NEW YORK Every day brings news of more agency cutbacks as the economy continues to wallow in recession. But not all agencies are retrenching.
Top London digital shop Dare is making its first foray abroad by opening operations in New York. It has tapped its former creative director James Cooper to lead its U.S. efforts. Cooper, 36, returned to Dare after a year at Another Anomaly, where he was one of the shop’s founding partners.
The bet: its savvy in digital branding that’s lured clients like Sony, BMW and Vodafone will attract opportunities in the U.S. market which is dominated by large shops rooted in Web design.
“I don’t think there are many good digital strategic, creative agencies out there,” Cooper said. “The days of people saying you can’t build a brand online are over. You can definitely build a brand online.”
The time is right for an expansion for Dare, which has been named Agency of the Year four out of five years by Campaign magazine, he said. In 2007, Cooper’s last year at the shop, Dare won all three pitches it competed in and turned away 122, according to Cooper.
“Dare London is so ridiculously solid,” he said. “They can switch on the new business tap at any time.”
Dare joins other successful U.K. digital shops looking to break into the U.S. market. Poke launched a New York outpost in 2007. Fellow U.K. digital shops Steak Media and Agency Republic opened in New York last year.
Of course, success in one market does not mean it will translate into another. Cooper will act as an “advance guard” to see what opportunities exist for Dare in the U.S. market, according to John Owen, a partner at Dare in London.
“We are very much prepared to refine our thinking as we go,” he said. “We’re in beta at the moment. We’re very hopeful that this is the precursor to something magnificent.”
Dare New York plans to take a page out of Anomaly’s book by taking a stake in businesses and tying compensation to business generated, particularly for new brands. Cooper estimates this type of arrangement will eventually represent up to 30 percent of Dare New York’s business.
“We’ll have one foot in the [intellectual proerty],” said Cooper. “I’m still hugely keen on it. I know a lot more how to go about that and what the pitfalls are.”
Cooper spent two years at Dare, following stints at Agency Republic, Ogilvy & Mather and D’Arcy. He relocated to New York to join Another Anomaly in November 2007.
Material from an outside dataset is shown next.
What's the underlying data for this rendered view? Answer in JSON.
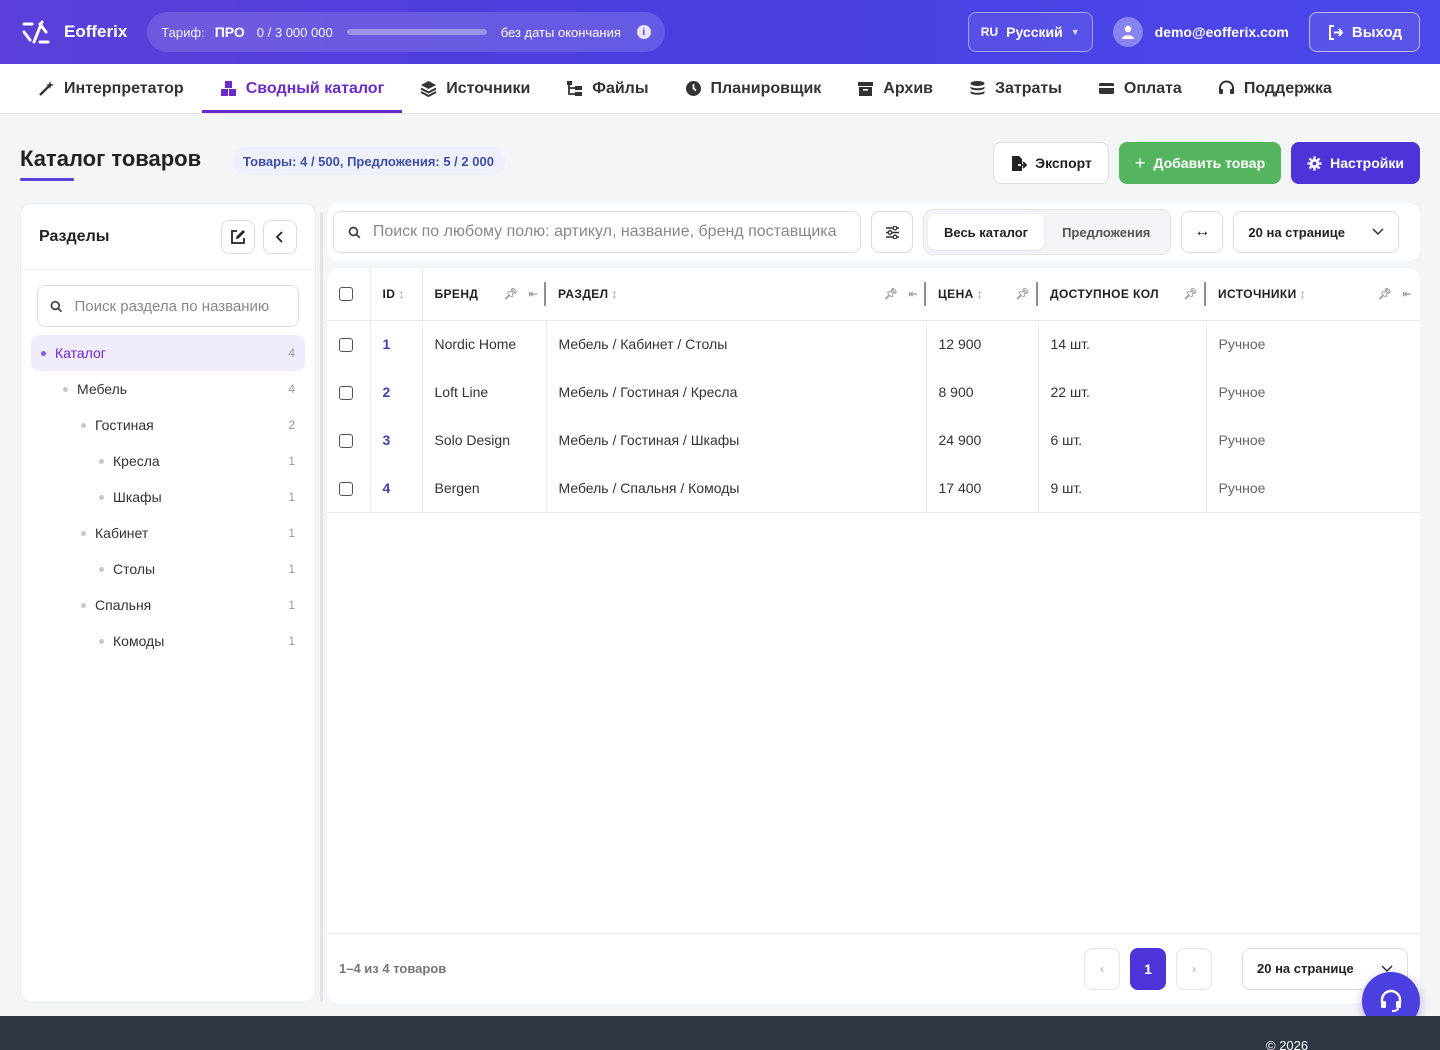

To begin, Dare New York has a pair of clients. One is Lauren Luke, a Manchester woman who has become a YouTube sensation with her no-nonsense beauty tip videos. Anomaly is working with Luke to develop a line of cosmetics that is due to launch in March. Dare will handle the digital strategy for Luke, establishing her Web hub for her videos and cosmetic products. It will also work on developing a social media strategy to complement the product launch.
Another client is Help Remedies, a range of over-the-counter pharmaceutical products that is playing against the tide of specialization in favor of simplicity. Its first products are “Help I’ve cut myself” bandages and “Help I have a headache” pain reliever. Dare will craft a social media campaign to build buzz around the brand, which hopes to become the “Method of pharmaceutical” with a focus on good design, sustainability and simplicity.
The clients both share their origins as digital brands, according to Cooper. Dare will seek out clients that are using digital not as an extension of their traditional marketing efforts, but as a core part of their existence, he said.
Cooper is recruiting partners for the shop, which he envisions growing to 10-20 people in a year’s time. It will partner with Dare in London and other shops owned by Cossette Communications, Dare’s parent company, as well as freelancers, to execute work, he said.
“There are clients that want top agency thinking and creativity in the digital space,” Cooper said.